Catholic order offered two black men only $15,000 each to settle sex abuse claims: report

The Catholic Church settled two sexual abuse cases in the Mississippi Delta involving black men for significantly less money than the national average and that offered to white victims, according to The Associated Press.

In January, the Rev. James G. Gannon, an official representing the Franciscan religious order, offered Southhaven, Miss., resident La Jarvis D. Love a settlement of $15,000 over allegations of physical and sexual abuse by a Franciscan friar at a Catholic grade school, according to the AP.

{mosads}“He said if I wanted more, I would have to get a lawyer and have my lawyer call his lawyer,” Love told The Associated Press. “Well, we don’t have lawyers. We felt like we had to take what we could.”

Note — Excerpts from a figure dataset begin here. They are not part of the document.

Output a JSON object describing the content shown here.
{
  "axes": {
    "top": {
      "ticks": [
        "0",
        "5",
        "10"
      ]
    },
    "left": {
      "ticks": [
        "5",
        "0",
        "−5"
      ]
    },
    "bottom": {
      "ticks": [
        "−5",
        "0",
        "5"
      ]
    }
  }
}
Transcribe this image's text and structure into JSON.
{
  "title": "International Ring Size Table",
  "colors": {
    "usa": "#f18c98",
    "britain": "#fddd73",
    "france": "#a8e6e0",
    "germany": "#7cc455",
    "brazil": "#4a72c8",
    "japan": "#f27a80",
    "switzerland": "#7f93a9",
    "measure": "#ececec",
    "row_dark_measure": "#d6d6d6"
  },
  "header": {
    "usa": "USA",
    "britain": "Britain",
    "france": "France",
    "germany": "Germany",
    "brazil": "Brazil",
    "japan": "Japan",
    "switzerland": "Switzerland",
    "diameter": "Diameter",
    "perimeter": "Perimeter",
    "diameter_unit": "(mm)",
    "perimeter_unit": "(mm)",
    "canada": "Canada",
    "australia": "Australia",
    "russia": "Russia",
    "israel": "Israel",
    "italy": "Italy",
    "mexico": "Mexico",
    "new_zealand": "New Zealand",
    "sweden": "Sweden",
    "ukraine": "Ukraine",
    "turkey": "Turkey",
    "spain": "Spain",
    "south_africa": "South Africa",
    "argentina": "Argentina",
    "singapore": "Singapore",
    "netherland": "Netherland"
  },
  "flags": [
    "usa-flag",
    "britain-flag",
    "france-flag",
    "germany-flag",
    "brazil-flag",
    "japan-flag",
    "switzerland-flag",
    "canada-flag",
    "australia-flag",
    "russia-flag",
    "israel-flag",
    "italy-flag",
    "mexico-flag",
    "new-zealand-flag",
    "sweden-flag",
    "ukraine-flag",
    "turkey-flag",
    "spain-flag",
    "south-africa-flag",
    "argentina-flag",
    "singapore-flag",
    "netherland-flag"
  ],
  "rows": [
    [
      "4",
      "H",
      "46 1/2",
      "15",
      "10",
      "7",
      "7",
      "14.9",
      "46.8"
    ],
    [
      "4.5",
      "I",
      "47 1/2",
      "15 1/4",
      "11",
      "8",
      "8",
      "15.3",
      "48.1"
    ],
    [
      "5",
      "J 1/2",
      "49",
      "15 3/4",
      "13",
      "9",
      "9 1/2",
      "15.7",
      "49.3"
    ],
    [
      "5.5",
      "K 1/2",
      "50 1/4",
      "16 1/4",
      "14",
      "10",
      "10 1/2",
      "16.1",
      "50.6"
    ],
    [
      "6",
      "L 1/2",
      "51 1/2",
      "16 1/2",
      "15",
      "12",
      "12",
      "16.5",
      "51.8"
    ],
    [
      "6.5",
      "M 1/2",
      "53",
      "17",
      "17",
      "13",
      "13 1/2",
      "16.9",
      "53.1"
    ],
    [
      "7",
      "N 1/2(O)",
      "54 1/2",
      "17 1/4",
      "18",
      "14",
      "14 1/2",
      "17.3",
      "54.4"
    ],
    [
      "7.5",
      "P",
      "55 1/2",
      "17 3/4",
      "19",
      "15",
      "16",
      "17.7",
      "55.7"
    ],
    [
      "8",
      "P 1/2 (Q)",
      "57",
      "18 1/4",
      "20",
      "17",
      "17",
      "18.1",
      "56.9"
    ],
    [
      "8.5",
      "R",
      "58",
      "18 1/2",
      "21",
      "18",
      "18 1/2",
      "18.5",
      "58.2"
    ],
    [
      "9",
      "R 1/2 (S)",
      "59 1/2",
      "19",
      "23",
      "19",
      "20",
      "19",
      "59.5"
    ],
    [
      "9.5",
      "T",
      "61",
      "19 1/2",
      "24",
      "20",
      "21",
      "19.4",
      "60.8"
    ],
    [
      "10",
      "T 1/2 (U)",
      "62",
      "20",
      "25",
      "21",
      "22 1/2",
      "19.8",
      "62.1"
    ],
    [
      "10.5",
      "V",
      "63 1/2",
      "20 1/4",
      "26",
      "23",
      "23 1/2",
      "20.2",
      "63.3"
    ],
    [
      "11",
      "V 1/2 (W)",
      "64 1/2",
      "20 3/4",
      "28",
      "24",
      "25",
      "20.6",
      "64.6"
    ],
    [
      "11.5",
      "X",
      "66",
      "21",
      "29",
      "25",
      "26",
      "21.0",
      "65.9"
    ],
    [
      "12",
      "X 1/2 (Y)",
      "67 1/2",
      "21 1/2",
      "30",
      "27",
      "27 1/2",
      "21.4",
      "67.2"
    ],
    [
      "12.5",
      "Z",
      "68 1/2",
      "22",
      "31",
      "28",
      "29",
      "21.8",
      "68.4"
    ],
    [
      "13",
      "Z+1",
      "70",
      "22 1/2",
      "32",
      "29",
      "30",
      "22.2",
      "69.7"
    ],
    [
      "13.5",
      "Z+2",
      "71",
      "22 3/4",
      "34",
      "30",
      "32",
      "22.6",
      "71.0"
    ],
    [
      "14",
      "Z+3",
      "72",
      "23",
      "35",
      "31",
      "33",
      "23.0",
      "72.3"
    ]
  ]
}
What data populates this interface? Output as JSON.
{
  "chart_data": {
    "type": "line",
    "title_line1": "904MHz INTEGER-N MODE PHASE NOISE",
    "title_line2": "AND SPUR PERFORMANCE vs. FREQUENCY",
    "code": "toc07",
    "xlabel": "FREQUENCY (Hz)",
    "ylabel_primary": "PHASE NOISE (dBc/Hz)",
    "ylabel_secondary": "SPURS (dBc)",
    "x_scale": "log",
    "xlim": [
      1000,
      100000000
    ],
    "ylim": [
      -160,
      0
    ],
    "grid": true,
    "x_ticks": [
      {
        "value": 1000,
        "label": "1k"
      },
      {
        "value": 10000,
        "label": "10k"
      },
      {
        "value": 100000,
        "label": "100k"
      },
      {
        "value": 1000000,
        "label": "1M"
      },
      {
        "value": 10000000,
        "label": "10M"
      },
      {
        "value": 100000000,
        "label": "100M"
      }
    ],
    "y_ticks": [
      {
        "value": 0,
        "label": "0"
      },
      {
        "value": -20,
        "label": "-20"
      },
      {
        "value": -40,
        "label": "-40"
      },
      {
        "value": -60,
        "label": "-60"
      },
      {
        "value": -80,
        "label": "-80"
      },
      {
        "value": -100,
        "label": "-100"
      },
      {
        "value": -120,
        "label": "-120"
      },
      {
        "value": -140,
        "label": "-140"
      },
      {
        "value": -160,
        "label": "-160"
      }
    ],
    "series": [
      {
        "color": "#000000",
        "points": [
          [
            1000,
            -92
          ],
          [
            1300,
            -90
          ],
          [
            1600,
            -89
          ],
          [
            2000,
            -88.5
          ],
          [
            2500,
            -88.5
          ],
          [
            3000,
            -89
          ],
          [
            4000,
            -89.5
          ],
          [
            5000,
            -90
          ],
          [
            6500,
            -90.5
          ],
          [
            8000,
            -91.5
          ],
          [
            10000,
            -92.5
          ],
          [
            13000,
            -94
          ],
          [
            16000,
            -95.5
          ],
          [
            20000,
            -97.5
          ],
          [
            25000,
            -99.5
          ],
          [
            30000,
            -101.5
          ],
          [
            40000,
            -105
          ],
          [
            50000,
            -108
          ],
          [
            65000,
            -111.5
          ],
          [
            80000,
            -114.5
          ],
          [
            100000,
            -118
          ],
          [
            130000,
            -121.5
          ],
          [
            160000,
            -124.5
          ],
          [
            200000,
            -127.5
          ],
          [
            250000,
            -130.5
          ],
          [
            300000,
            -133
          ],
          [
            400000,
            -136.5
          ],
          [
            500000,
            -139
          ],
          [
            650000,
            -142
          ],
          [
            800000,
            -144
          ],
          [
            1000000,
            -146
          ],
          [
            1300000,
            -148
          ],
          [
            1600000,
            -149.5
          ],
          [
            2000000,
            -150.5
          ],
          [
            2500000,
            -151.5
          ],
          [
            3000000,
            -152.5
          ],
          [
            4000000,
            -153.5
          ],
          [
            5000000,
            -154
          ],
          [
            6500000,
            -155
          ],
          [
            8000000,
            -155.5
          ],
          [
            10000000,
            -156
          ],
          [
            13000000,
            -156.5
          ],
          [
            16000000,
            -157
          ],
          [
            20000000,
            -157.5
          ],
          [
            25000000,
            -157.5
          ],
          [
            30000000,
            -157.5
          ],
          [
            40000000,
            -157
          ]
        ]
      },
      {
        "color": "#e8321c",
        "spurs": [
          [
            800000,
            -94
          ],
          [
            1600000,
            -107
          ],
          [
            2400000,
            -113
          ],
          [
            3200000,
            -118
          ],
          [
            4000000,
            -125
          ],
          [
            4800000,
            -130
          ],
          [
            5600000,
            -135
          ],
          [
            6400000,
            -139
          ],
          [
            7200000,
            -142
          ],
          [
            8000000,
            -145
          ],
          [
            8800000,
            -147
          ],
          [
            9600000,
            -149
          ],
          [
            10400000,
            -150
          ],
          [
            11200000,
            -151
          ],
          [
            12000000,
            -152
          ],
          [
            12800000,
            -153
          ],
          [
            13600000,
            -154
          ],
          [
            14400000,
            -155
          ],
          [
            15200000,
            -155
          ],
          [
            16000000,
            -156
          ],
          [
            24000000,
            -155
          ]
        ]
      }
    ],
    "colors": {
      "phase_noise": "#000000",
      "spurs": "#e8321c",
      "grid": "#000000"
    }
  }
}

The settlement also included a confidentiality agreement, despite the fact leaders of the church in America prohibit non-disclosure agreements in sexual abuse settlements.

In 2006, the Diocese of Jackson settled a lawsuit with 19 sexual abuse victims, 17 of them white, for $5 million, with each victim getting an average of $250,000, and payouts elsewhere have been even higher, with a settlement in the St. Paul-Minneapolis archdiocese getting an average of $500,000 per claimant, according to the AP.

The Franciscans also reportedly tried to settle with Love’s cousin Joshua by offering him up to $10,000 to cover the cost of a used car, with Joshua eventually agreeing to sign a confidential agreement awarding him $15,000.

“They felt they could treat us that way because we’re poor and we’re black,” Joshua told the AP.

The agreements are reminiscent of the secret settlements church officials often reached with victims before 2002, when an investigation by the Boston Globe brought national attention to clerical sexual abuse, according to the AP.

Gannon acknowledged to the AP that the settlements were less generous than they could have been, but told the AP that the Loves’ race or class “absolutely” did not affect the size of the settlements.

He added that the Franciscans did not intend to enforce the confidentiality clauses, and said that as to why they were included in the first place, “the lawyers put it in there. I can’t give you a good answer on that.”